The Texas Animal Health Commission (TAHC) is a state agency of Texas. Its headquarters are located at 2105 Kramer Lane, in Austin, Texas. The commission exists to help protect the health of livestock within the state.

== History ==
One of Texas' oldest agencies, the TAHC was formed on April 20, 1893, and was named the Texas Livestock Sanitary Commission (TLLC) until 1959. It was created to find solutions to babesiosis, a bovine disease. Governor Jim Hogg funded it biannually, with $20,000. To eradicate babesiosis, the TAHC created regulations, which included quarantining infected cattle. Members Caesar and Robert J. Kleberg Jr. helped discover methods to stop its spread. By 1993, the quarantine area shrunk to 1200 sqmi.
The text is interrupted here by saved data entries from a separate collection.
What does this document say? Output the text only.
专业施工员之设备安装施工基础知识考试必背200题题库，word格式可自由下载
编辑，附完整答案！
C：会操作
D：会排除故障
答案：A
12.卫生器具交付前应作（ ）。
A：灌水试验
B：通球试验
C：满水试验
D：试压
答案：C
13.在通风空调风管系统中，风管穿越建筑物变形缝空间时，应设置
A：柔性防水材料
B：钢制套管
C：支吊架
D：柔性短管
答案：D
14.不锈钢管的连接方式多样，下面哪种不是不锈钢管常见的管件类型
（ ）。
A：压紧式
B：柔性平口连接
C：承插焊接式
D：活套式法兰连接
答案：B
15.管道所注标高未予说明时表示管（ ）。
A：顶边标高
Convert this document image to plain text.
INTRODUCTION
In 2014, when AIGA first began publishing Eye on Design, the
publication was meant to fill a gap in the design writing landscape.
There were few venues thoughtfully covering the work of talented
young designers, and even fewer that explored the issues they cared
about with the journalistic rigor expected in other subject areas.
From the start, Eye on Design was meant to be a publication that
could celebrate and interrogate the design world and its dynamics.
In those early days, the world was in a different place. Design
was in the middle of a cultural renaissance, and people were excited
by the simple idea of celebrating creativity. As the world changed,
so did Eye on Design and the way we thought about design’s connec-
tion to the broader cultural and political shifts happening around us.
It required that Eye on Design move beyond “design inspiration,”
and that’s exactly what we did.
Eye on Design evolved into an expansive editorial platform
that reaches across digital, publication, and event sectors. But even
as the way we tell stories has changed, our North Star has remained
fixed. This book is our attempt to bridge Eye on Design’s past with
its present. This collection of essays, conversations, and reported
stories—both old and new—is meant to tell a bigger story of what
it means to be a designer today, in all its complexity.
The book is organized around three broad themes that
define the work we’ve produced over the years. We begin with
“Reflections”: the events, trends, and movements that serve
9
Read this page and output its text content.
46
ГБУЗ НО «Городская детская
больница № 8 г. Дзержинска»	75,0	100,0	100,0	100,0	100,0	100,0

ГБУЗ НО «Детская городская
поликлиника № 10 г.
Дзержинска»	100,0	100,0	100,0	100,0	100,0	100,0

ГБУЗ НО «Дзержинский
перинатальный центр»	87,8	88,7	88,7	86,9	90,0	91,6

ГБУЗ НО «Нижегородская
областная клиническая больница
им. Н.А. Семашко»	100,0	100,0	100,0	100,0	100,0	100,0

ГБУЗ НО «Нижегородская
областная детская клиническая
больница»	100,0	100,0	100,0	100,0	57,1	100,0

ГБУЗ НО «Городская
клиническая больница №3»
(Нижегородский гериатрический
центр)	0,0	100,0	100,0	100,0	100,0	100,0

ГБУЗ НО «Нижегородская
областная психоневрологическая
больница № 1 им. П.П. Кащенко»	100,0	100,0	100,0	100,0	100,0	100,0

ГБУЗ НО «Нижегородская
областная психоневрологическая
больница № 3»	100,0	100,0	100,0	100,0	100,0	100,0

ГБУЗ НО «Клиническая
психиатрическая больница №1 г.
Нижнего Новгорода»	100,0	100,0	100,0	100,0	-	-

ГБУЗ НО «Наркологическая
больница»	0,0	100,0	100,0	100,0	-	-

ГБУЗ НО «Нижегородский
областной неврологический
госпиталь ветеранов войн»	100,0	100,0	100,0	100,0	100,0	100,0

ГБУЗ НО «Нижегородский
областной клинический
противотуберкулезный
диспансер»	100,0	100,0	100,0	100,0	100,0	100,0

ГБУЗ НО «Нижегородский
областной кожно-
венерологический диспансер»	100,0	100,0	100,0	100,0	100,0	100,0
Alongside the United States Department of Agriculture (USDA), it helped end bovine tuberculosis, in Texas c. 1917. Throughout its existence, it also stopped the spread foot-and-mouth disease in 1924. Eradicated Cochliomyia and classical swine fever from Texas, and brought the infection of equine infectious anemia from 750 to 25, from 1997 to 2017. In the 2000s, it successfully advocated for the recognition of several livestock diseases by the USDA.

== Organization ==
At its inception, the TAHC had three commissioners, and a veterinarian, the salary of whom was capped at $10 per day. The number of members increased to six in 1955, to nine in 1973, and to twelve in 1983. The members were unpaid.

As of 2021, the TAHC is operated by thirteen commissioners, who serve six-year staggered terms. It is divided between six regions: Amarillo, Beeville, Laredo, Rockdale, Stephenville, and Sulphur Springs, which are overseen by the executive director, known as the 'State Veterinarian'.